Los psicólogos son gente que intentan resolver problemas de la mente con palabras bonitas. Me consta que esta frase va a molestar a antiguos compañeros de universidad, porque yo estudié  durante un tiempo esa disciplina, aunque la abandoné por otra que tampoco es demasiado rigurosa, pero simplifico mi opinión porque en mi oficio, la mejor forma de explicarse es dar un titular.

Hoy he leído  en un periódico una frase que ha dicho un experto en la mente humana, según la cual “la envidia y el miedo son enemigos del talento”, y me he quedado pensándola un rato por ver si me sonaba a verdad o a ocurrencia,  y al final he concluido que hay miedosos con talento y envidiosos con arte, a los que solo les falta ser felices, porque no lo son.

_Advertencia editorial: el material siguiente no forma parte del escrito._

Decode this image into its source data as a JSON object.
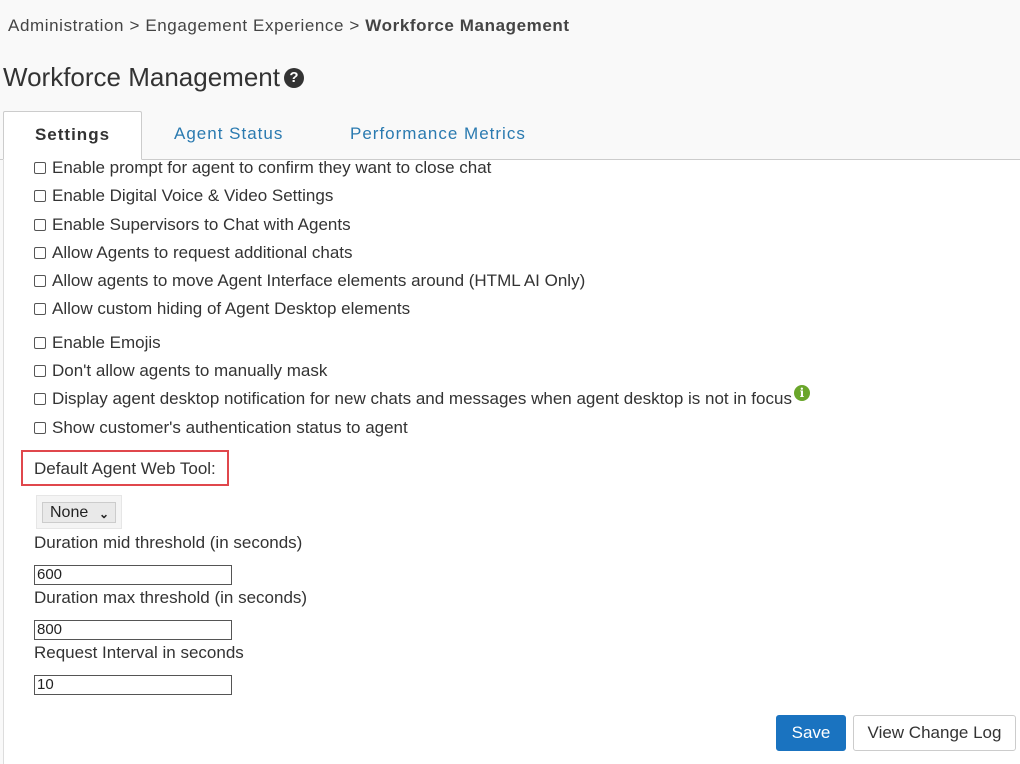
{
  "breadcrumb": {
    "items": [
      "Administration",
      "Engagement Experience"
    ],
    "separator": ">",
    "current": "Workforce Management"
  },
  "page": {
    "title": "Workforce Management",
    "help_icon": "question-circle-icon"
  },
  "tabs": [
    {
      "label": "Settings",
      "active": true
    },
    {
      "label": "Agent Status",
      "active": false
    },
    {
      "label": "Performance Metrics",
      "active": false
    }
  ],
  "settings": {
    "checkboxes": [
      {
        "label": "Enable prompt for agent to confirm they want to close chat",
        "checked": false
      },
      {
        "label": "Enable Digital Voice & Video Settings",
        "checked": false
      },
      {
        "label": "Enable Supervisors to Chat with Agents",
        "checked": false
      },
      {
        "label": "Allow Agents to request additional chats",
        "checked": false
      },
      {
        "label": "Allow agents to move Agent Interface elements around (HTML AI Only)",
        "checked": false
      },
      {
        "label": "Allow custom hiding of Agent Desktop elements",
        "checked": false
      },
      {
        "label": "Enable Emojis",
        "checked": false
      },
      {
        "label": "Don't allow agents to manually mask",
        "checked": false
      },
      {
        "label": "Display agent desktop notification for new chats and messages when agent desktop is not in focus",
        "checked": false,
        "info_icon": "info-icon"
      },
      {
        "label": "Show customer's authentication status to agent",
        "checked": false
      }
    ],
    "default_web_tool": {
      "label": "Default Agent Web Tool:",
      "selected": "None"
    },
    "duration_mid": {
      "label": "Duration mid threshold (in seconds)",
      "value": "600"
    },
    "duration_max": {
      "label": "Duration max threshold (in seconds)",
      "value": "800"
    },
    "request_interval": {
      "label": "Request Interval in seconds",
      "value": "10"
    }
  },
  "actions": {
    "save_label": "Save",
    "view_log_label": "View Change Log"
  },
  "colors": {
    "accent": "#1a73c0",
    "link": "#2a7ab0",
    "highlight": "#e0474c",
    "info": "#6aa62b"
  }
}
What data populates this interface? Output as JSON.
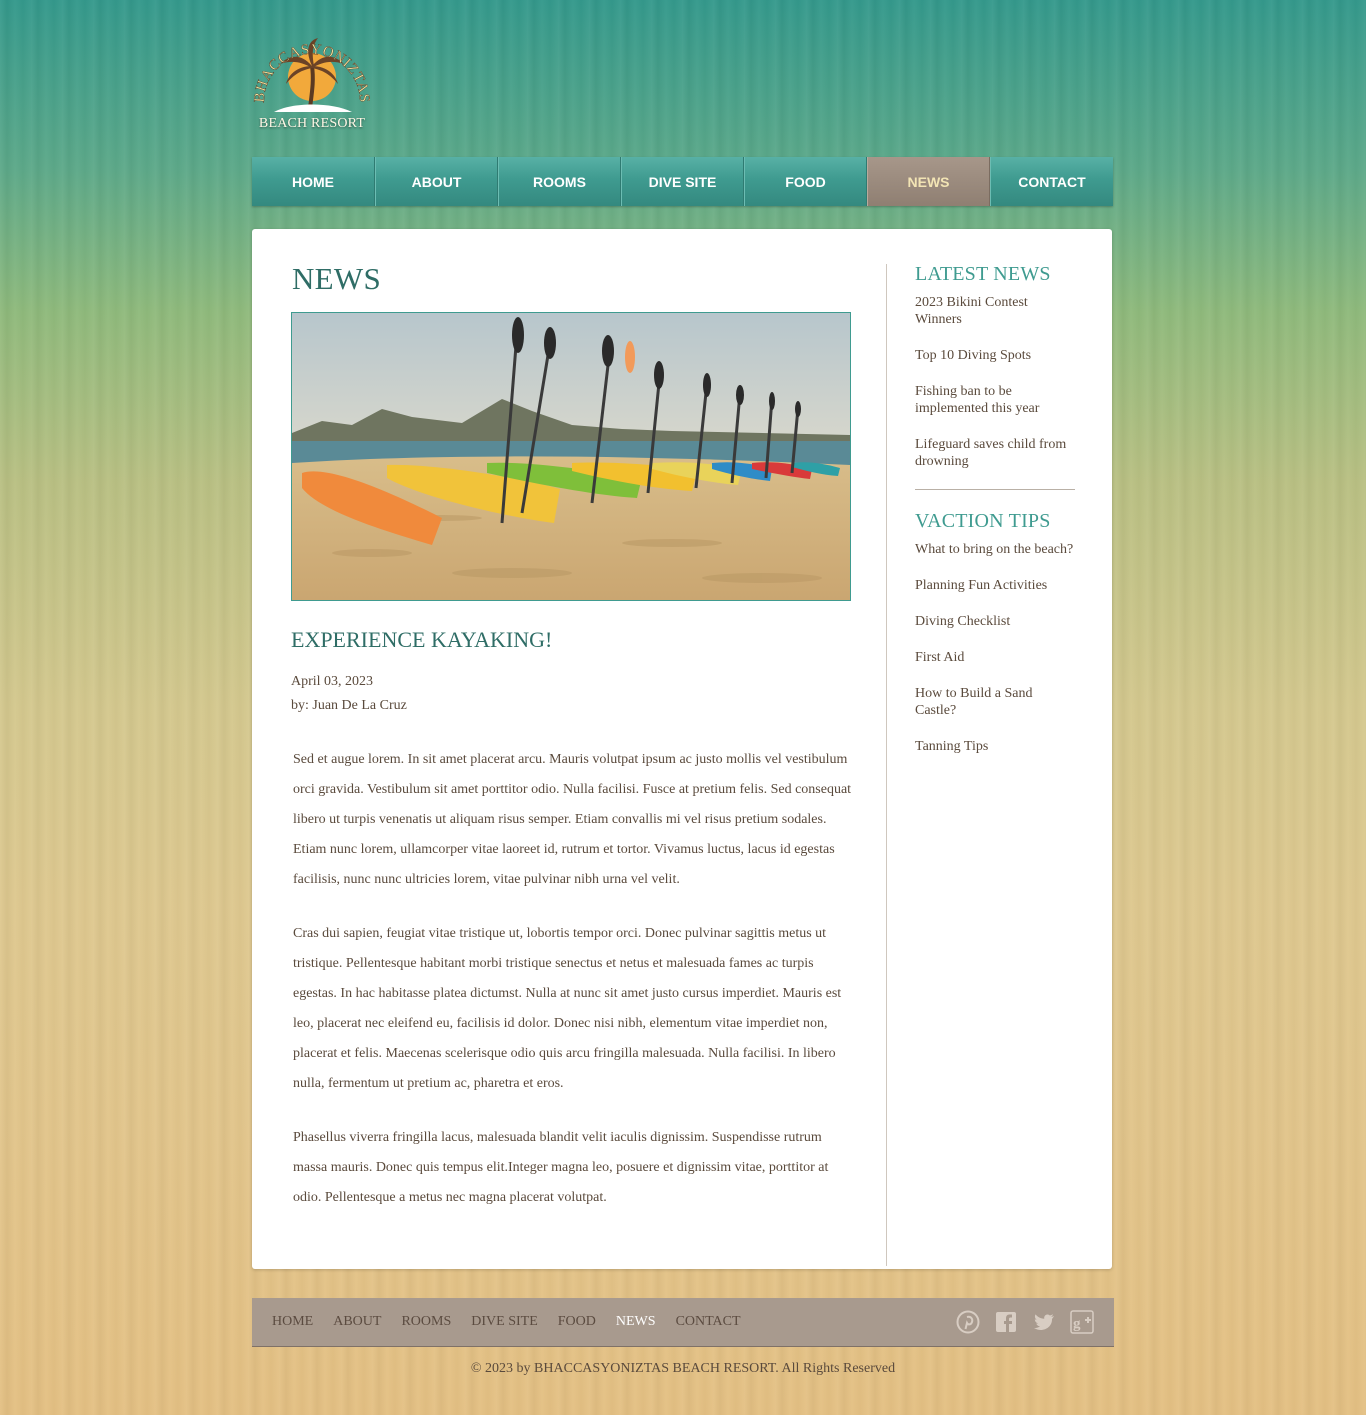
{
  "brand": {
    "arc_text": "BHACCASYONIZTAS",
    "sub_text": "BEACH RESORT"
  },
  "nav": {
    "items": [
      "HOME",
      "ABOUT",
      "ROOMS",
      "DIVE SITE",
      "FOOD",
      "NEWS",
      "CONTACT"
    ],
    "active": "NEWS"
  },
  "main": {
    "page_title": "NEWS",
    "hero_image": "kayaks-on-beach-photo",
    "article": {
      "title": "EXPERIENCE KAYAKING!",
      "date": "April 03, 2023",
      "author": "by: Juan De La Cruz",
      "paragraphs": [
        "Sed et augue lorem. In sit amet placerat arcu. Mauris volutpat ipsum ac justo mollis vel vestibulum orci gravida. Vestibulum sit amet porttitor odio. Nulla facilisi. Fusce at pretium felis. Sed consequat libero ut turpis venenatis ut aliquam risus semper. Etiam convallis mi vel risus pretium sodales. Etiam nunc lorem, ullamcorper vitae laoreet id, rutrum et tortor. Vivamus luctus, lacus id egestas facilisis, nunc nunc ultricies lorem, vitae pulvinar nibh urna vel velit.",
        "Cras dui sapien, feugiat vitae tristique ut, lobortis tempor orci. Donec pulvinar sagittis metus ut tristique. Pellentesque habitant morbi tristique senectus et netus et malesuada fames ac turpis egestas. In hac habitasse platea dictumst. Nulla at nunc sit amet justo cursus imperdiet. Mauris est leo, placerat nec eleifend eu, facilisis id dolor. Donec nisi nibh, elementum vitae imperdiet non, placerat et felis. Maecenas scelerisque odio quis arcu fringilla malesuada. Nulla facilisi. In libero nulla, fermentum ut pretium ac, pharetra et eros.",
        "Phasellus viverra fringilla lacus, malesuada blandit velit iaculis dignissim. Suspendisse rutrum massa mauris. Donec quis tempus elit.Integer magna leo, posuere et dignissim vitae, porttitor at odio. Pellentesque a metus nec magna placerat volutpat."
      ]
    }
  },
  "sidebar": {
    "latest_news": {
      "heading": "LATEST NEWS",
      "items": [
        "2023 Bikini Contest Winners",
        "Top 10 Diving Spots",
        "Fishing ban to be implemented this year",
        "Lifeguard saves child from drowning"
      ]
    },
    "vacation_tips": {
      "heading": "VACTION TIPS",
      "items": [
        "What to bring on the beach?",
        "Planning Fun Activities",
        "Diving Checklist",
        "First Aid",
        "How to Build a Sand Castle?",
        "Tanning Tips"
      ]
    }
  },
  "footer": {
    "nav": [
      "HOME",
      "ABOUT",
      "ROOMS",
      "DIVE SITE",
      "FOOD",
      "NEWS",
      "CONTACT"
    ],
    "active": "NEWS",
    "social_icons": [
      "pinterest-icon",
      "facebook-icon",
      "twitter-icon",
      "google-plus-icon"
    ],
    "copyright": "© 2023 by BHACCASYONIZTAS BEACH RESORT. All Rights Reserved"
  },
  "colors": {
    "accent_teal": "#3f9b90",
    "heading_teal": "#2f6d66",
    "active_nav_bg": "#8f7f72",
    "active_nav_text": "#f2e4b4",
    "body_text": "#5a4a3c",
    "footer_bg": "#a89a8e"
  }
}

Yo creo que el verdadero enemigo del talento es la mediocridad y no hay más que echar un vistazo a quienes dicen de sí mismos que son unos líderes políticos para comprobar que no tienen madera para sostener esa presuntuosa autoafirmación.

El talento es una cualidad que hay que poner al servicio de algo digno, porque quienes lo utilizan exclusivamente para su propio beneficio y en contra de los demás, tarde o temprano acaban mal y no solo pierden lo que habían ganado sino que descubren que están solos.

Tal vez los que nos dedicamos a otros asuntos, que algunos consideran de menos cuantía, tenemos la ventaja de disfrutar del afecto y la amistad de gente sencilla que es la que merece la pena.

Por cierto quiero aprovechar este artículo de hoy para disculparme con algunos amigos que vinieron el otro día a la presentación de mi novela y que, a la hora de firmarles el libro no recordaba su nombre o no asociaba su rostro a alguien con quien comparto confidencias literarias en las redes sociales.

Lo mío es el despiste, jamás la estupidez de los que se lo tienen creído, ni la mala fe.